5. When did Travel Talk Holidays come into being?

The idea of having a separate Holidays division and marketing plan was broached in the early 2000s. At the end of 2004 I was asked to take this on as my baby and develop it further. We started with products to India and Sri Lanka and look where it has led us! And there is a lot more to come.

For more information jump online to

Trips and tricks
How to get the best deal

1. If you are contacting multiple travel agents to get the best deal for yourself then just be up front about it. As travel agents, we understand that you want the best price but it would save everyone time if you gave us the price you have and the details.
2. Weekends are at a premium as most people want to fly out on a Friday night or Saturday morning. If you are flexible enough to go Monday-Thursday, you are likely to get a better deal.
3. When an airline says, “Delhi from $700 in September”, it does not mean every seat on the plane is sold at this price. They may only allocate 20 seats at this price and once those seats are gone you have to pay more. Also, they may also choose to allocate seats on special prices only on 15 out of the 30 days in September.
4. The cheapest fares are generally the most inflexible ones.

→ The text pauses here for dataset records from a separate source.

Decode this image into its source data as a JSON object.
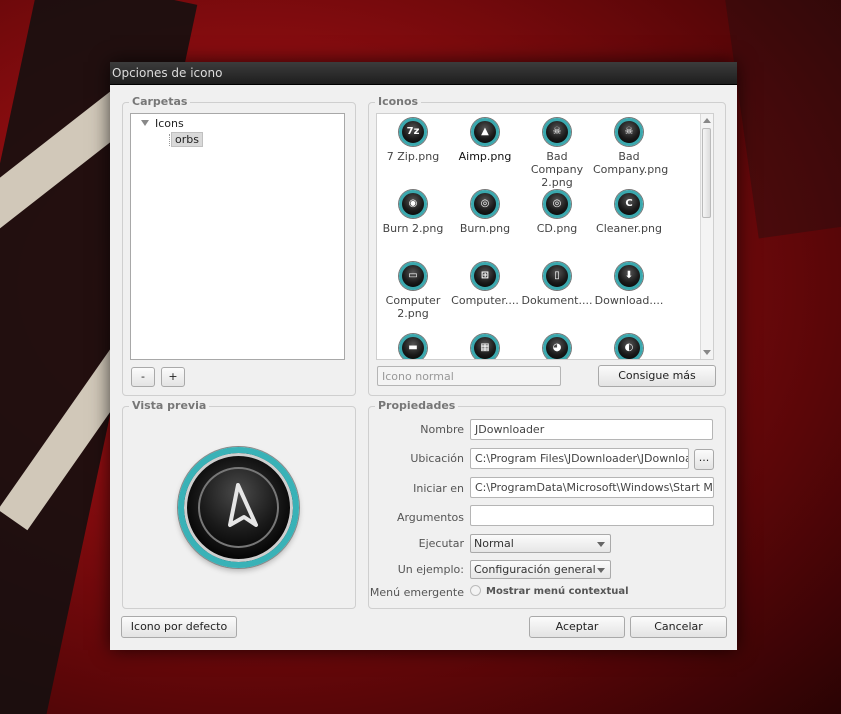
{
  "dialog": {
    "title": "Opciones de icono"
  },
  "folders": {
    "title": "Carpetas",
    "tree": {
      "root": "Icons",
      "child": "orbs"
    },
    "remove_label": "-",
    "add_label": "+"
  },
  "icons": {
    "title": "Iconos",
    "items": [
      {
        "label": "7 Zip.png",
        "glyph": "7z",
        "icon": "7zip-orb-icon"
      },
      {
        "label": "Aimp.png",
        "glyph": "▲",
        "icon": "aimp-orb-icon"
      },
      {
        "label": "Bad Company 2.png",
        "glyph": "☠",
        "icon": "bad-company-2-orb-icon"
      },
      {
        "label": "Bad Company.png",
        "glyph": "☠",
        "icon": "bad-company-orb-icon"
      },
      {
        "label": "Burn 2.png",
        "glyph": "◉",
        "icon": "burn-2-orb-icon"
      },
      {
        "label": "Burn.png",
        "glyph": "◎",
        "icon": "burn-orb-icon"
      },
      {
        "label": "CD.png",
        "glyph": "◎",
        "icon": "cd-orb-icon"
      },
      {
        "label": "Cleaner.png",
        "glyph": "C",
        "icon": "cleaner-orb-icon"
      },
      {
        "label": "Computer 2.png",
        "glyph": "▭",
        "icon": "computer-2-orb-icon"
      },
      {
        "label": "Computer....",
        "glyph": "⊞",
        "icon": "computer-orb-icon"
      },
      {
        "label": "Dokument....",
        "glyph": "▯",
        "icon": "dokument-orb-icon"
      },
      {
        "label": "Download....",
        "glyph": "⬇",
        "icon": "download-orb-icon"
      },
      {
        "label": "",
        "glyph": "▬",
        "icon": "partial-orb-icon-1"
      },
      {
        "label": "",
        "glyph": "▦",
        "icon": "partial-orb-icon-2"
      },
      {
        "label": "",
        "glyph": "◕",
        "icon": "partial-orb-icon-3"
      },
      {
        "label": "",
        "glyph": "◐",
        "icon": "partial-orb-icon-4"
      }
    ],
    "search_placeholder": "Icono normal",
    "get_more_label": "Consigue más"
  },
  "preview": {
    "title": "Vista previa",
    "glyph": "▲"
  },
  "properties": {
    "title": "Propiedades",
    "name_label": "Nombre",
    "name_value": "JDownloader",
    "location_label": "Ubicación",
    "location_value": "C:\\Program Files\\JDownloader\\JDownloader",
    "browse_label": "...",
    "start_in_label": "Iniciar en",
    "start_in_value": "C:\\ProgramData\\Microsoft\\Windows\\Start Menu\\P",
    "args_label": "Argumentos",
    "args_value": "",
    "run_label": "Ejecutar",
    "run_value": "Normal",
    "example_label": "Un ejemplo:",
    "example_value": "Configuración general",
    "popup_label": "Menú emergente",
    "popup_option": "Mostrar menú contextual"
  },
  "buttons": {
    "default_icon": "Icono por defecto",
    "accept": "Aceptar",
    "cancel": "Cancelar"
  },
  "colors": {
    "accent": "#39b2b7",
    "window": "#f0f0f0",
    "titlebar": "#1e1e1e"
  }
}
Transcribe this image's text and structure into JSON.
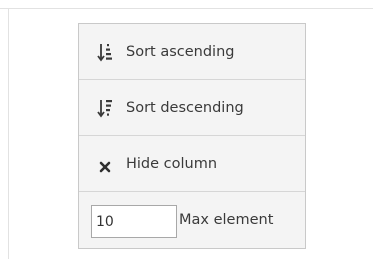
{
  "menu": {
    "sort_ascending": {
      "label": "Sort ascending",
      "icon": "sort-ascending-icon"
    },
    "sort_descending": {
      "label": "Sort descending",
      "icon": "sort-descending-icon"
    },
    "hide_column": {
      "label": "Hide column",
      "icon": "close-icon"
    },
    "max_element": {
      "label": "Max element",
      "value": "10"
    }
  },
  "colors": {
    "menu_background": "#f4f4f4",
    "menu_border": "#c9c9c9",
    "text": "#3a3a3a"
  }
}
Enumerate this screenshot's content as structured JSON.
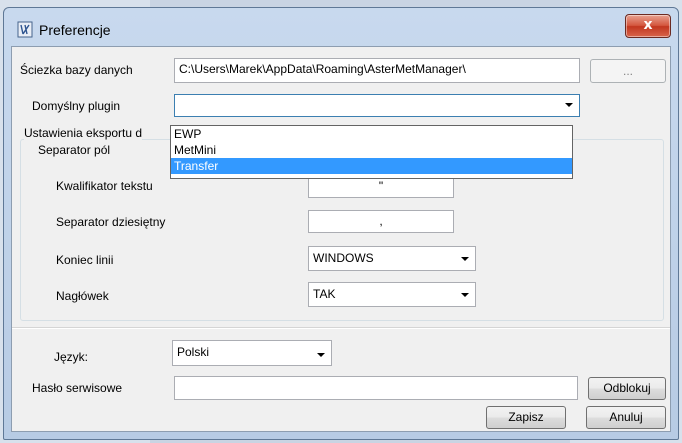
{
  "window": {
    "title": "Preferencje",
    "close_glyph": "x"
  },
  "database": {
    "label": "Ściezka bazy danych",
    "path": "C:\\Users\\Marek\\AppData\\Roaming\\AsterMetManager\\",
    "browse_label": "..."
  },
  "plugin": {
    "label": "Domyślny plugin",
    "value": "",
    "options": [
      "EWP",
      "MetMini",
      "Transfer"
    ],
    "highlighted": "Transfer"
  },
  "export": {
    "group_label": "Ustawienia eksportu d",
    "field_separator_label": "Separator pól",
    "text_qualifier_label": "Kwalifikator tekstu",
    "text_qualifier_value": "\"",
    "decimal_separator_label": "Separator dziesiętny",
    "decimal_separator_value": ",",
    "line_end_label": "Koniec linii",
    "line_end_value": "WINDOWS",
    "header_label": "Nagłówek",
    "header_value": "TAK"
  },
  "language": {
    "label": "Język:",
    "value": "Polski"
  },
  "service_password": {
    "label": "Hasło serwisowe",
    "value": "",
    "unlock_label": "Odblokuj"
  },
  "footer": {
    "save_label": "Zapisz",
    "cancel_label": "Anuluj"
  },
  "colors": {
    "selection": "#3399ff",
    "close_button": "#c9432c",
    "titlebar": "#c3d5ec"
  }
}
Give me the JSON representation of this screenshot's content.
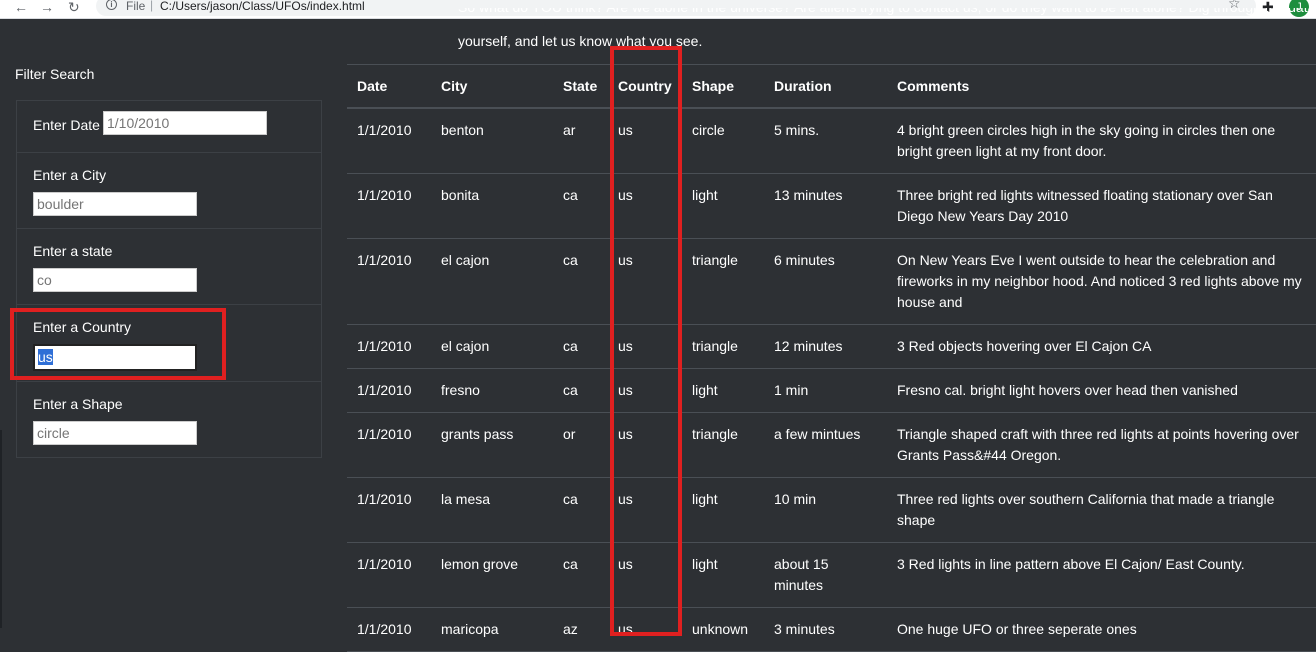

They tend to be either non-changeable or sometimes even non-refundable. Even if they are changeable they are expensive to change.
5. With regards to insurance, just like Medicare this should be mandatory but it isn’t. Now we buy airfares 3-6 months in advance of our travel, very often it is an on-the-spot purchase from a website. Insurance is the only thing that protects you from loses should you not be able to travel. And Insurance is great when things don’t go to plan on the trip.
6. In general we earn the same margin from a $2000 airfare or a $700 economy airfare. So it is in our best interest to ensure you get the best price and save money. We want our clients to keep coming back.